In 2001, to target the condition of portal hypertension in certain patients with CP, Gloor et al. modified the Beger procedure and the Frey procedure to develop the Berne procedure [65]. Resection of pancreatic tissues at the portal vein level is usually difficult because of inflammation or portal hypertension. In the Berne procedure, this resection is not performed. The Berne procedure has a pancreatic head resection range similar to the Beger procedure. The pancreatic neck is preserved, and Roux-en-Y anastomosis is performed between the pancreatic head and the jejunum. Farkas et al. reported a 10-month follow-up study on 30 patients who underwent the Berne procedure and found no severe complications [66]. In addition, pancreatic exocrine and endocrine functions were enhanced after the procedure. A study on 100 patients with CP who were surgically treated with the Berne procedure showed a low postoperative mortality rate (1%) and a low postoperative complication rate (16%). In the patient sample, 55% had improved postoperative pain, and 67% had increased body weight. The treatment effect of the Berne procedure on CP is very ideal [67]. The operative time and the length of hospitalization in patients who underwent surgery with the Berne procedure were both shorter compared with the PPPD and Beger procedures [68,69]. The Berne procedure is a mature, effective, and safe surgical procedure with a mortality rate of 0% to 1% and a recurrence rate of 20% to 23% [65].

Imaizumi modification

In 2009, Hatori et al. first proposed a modified Beger procedure called the Imaizumi procedure [70]. The Imaizumi procedure is a combination of the Beger procedure and DPPHR. When treating patients with CP with common bile duct stenosis, the Imaizumi procedure is particularly useful. Compared with the conventional Beger procedure, the Imaizumi procedure has a larger range of resection in the treatment of common bile duct stenosis in patients with CP that includes the intrapancreatic bile duct. More than 90% of patients experience postoperative pain relief.
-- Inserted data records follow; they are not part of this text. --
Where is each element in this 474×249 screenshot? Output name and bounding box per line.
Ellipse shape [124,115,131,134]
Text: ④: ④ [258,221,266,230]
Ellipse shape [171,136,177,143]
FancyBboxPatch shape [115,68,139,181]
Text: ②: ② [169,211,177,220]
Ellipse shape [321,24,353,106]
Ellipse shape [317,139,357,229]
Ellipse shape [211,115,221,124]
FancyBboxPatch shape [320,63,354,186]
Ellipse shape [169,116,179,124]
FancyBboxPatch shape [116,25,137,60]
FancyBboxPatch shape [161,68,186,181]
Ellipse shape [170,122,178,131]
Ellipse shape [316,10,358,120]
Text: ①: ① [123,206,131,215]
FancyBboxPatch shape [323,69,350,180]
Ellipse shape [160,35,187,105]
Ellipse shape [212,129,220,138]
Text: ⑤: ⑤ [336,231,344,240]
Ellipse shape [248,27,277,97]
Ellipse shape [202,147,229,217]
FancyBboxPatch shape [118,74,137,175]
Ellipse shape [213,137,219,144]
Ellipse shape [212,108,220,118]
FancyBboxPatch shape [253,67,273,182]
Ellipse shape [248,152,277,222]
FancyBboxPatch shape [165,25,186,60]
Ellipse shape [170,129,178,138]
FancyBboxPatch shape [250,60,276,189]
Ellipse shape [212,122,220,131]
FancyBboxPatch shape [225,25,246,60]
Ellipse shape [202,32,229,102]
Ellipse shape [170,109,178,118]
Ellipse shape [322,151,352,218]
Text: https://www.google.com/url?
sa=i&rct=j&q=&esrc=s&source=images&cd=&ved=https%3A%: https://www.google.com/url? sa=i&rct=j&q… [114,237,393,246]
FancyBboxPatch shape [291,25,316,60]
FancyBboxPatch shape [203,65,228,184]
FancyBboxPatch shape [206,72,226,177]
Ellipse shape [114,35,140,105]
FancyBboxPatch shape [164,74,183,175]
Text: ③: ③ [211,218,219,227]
In addition, compared to the PPPD procedure, the rate of exocrine and endocrine pancreatic insufficiency associated with the Imaizumi procedure is lower, but the postoperative complications and mortality rates between these two exhibited no significant difference. When patients with CP have pancreatic head masses and bile duct stricture at the pancreatic head location, the Imaizumi procedure is a useful surgical treatment method.

Hamburg modification

In 1998, Izbicki et al. modified the Frey procedure and developed the Hamburg procedure [71]. This procedure is applicable to patients with CP who have thin pancreatic ducts smaller than 3 mm in diameter. This procedure has a large range of pancreatic head resection, and the central part of the uncinate process is also resected. The pancreatic tissues are resected in a V shape. This procedure is safe and effective and can significantly improve the patient’s postoperative quality of life and establish pain relief [72,73].

Neuroablative procedure

The pancreatic sympathetic nerve, pancreatic head plexus, and pancreatic tail plexus jointly innervate the pancreas. Neuroablation can be considered for patients with CP without pancreatic duct dilation and pancreatic duct stones. When the lesion of a patient with CP is at the pancreatic head, a pancreatic head plexus resection can be performed. When the lesion of a patient with CP is at the pancreatic tail, splanchnicectomy and celiac ganglionectomy can be selectively performed. The neuroablative procedure has fewer complications, and the main presentations are gastric emptying disorder, enteroparalysis, and intestinal motility dysfunction. However, its effect on long-term pain relief is not ideal; therefore, the neuroablative procedure is rarely applied in clinical practice.

Conclusions

During the surgical treatment of patients with CP, no matter what type of surgery is performed, the long-term postoperative pain relief rate, postoperative recurrence rate and mortality rate, postoperative quality of life, and postoperative changes in pancreatic endocrine and exocrine functions are all issues for clinical surgeons to consider. Therefore, before developing a surgical regimen, surgeons should comprehensively evaluate the patient’s clinical manifestations, auxiliary examination results, and medical history to develop an individualized surgical treatment regimen.